While you were in China, you began working on a site called Revolving Friends, which does the pinwheel thing to Weibo's front page. What was that about?

I have an account on Weibo and I saw that if you posted a picture of flowers on the day that Tiananmen Square protests, it would be removed. It's like what happened with the "Facebook and Twitter revolution" in Northern Africa and in Egypt. If you post it on Facebook or Twitter, it's associated with an account and they want to associate that with a real person, and that's what the Chinese do. They have your passport number. They know where you live, who you're working with and what you're saying. You may have the freedom to do what you want but someone is always listening. If you didn't have a Weibo account, it's suspicious. Same with Facebook, if you're not publicly up there and sharing things, you must be holding stuff back. These things are incredibly tricky and it's exciting to see how China will deal with that and try to control it.

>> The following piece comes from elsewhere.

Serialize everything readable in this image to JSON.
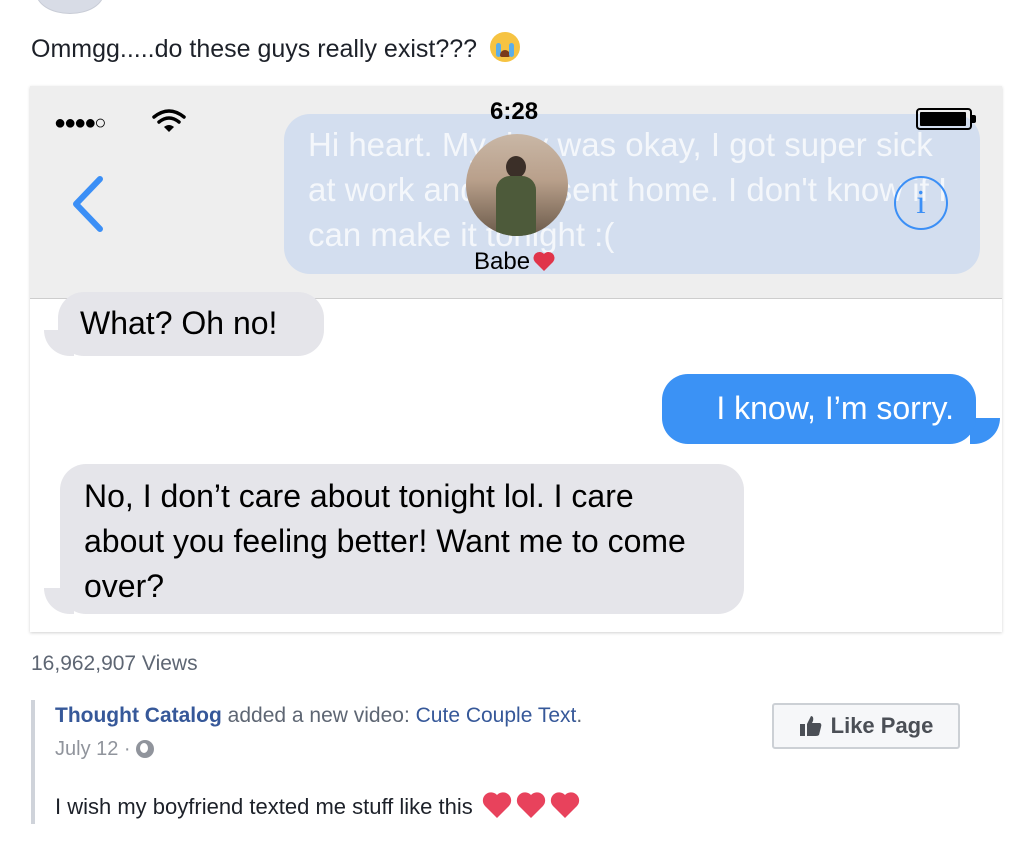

You're now working on a project to have the Twin Towers removed from the "Windows on the World" theme park in Shenzhen. Why?

The principle of making miniature versions is a tradition in art, since Alberto Giacometti and Marcel Duchamp. At this miniature world park, I would like to commemorate this world changing event in miniature. It is nostalgic, but also painful to see this outdated version of the world in modern China. I think a miniature memorial would be fitting.

Given your concern with political things, what does net art look like these days, to you?

I see a lot of net art that was produced in the 1990s, and it was way more political than it is today. It was dealing with this divide, a comparison of liberal and socialist backgrounds meeting up on the web. Now it's all referencing American pop culture and software. This is a place where to have any political involvement is rare. Everything is graphic references or gradients all the time. People are interested in aesthetics.

Meanwhile, Pirate Bay is one of the best artworks engaging with the politics of our time. It's the Woodstock of our time. People who started Woodstock let it continue and let everyone in. Its radical statements are necessary to accomplish certain outdated systems of distributing copyrighted material. The way they deal with it is incredibly interesting. How they propose ideas and play the political system can also be seen as an artwork. For me, it's really inspiring how they're still dealing with acronyms like AFK or BBK or dealing with keeping data safe, maintaining a sense of privacy for black hat hackers, red hats, white hats, who all know each other and don't always do what they're told—that's actually a good thing.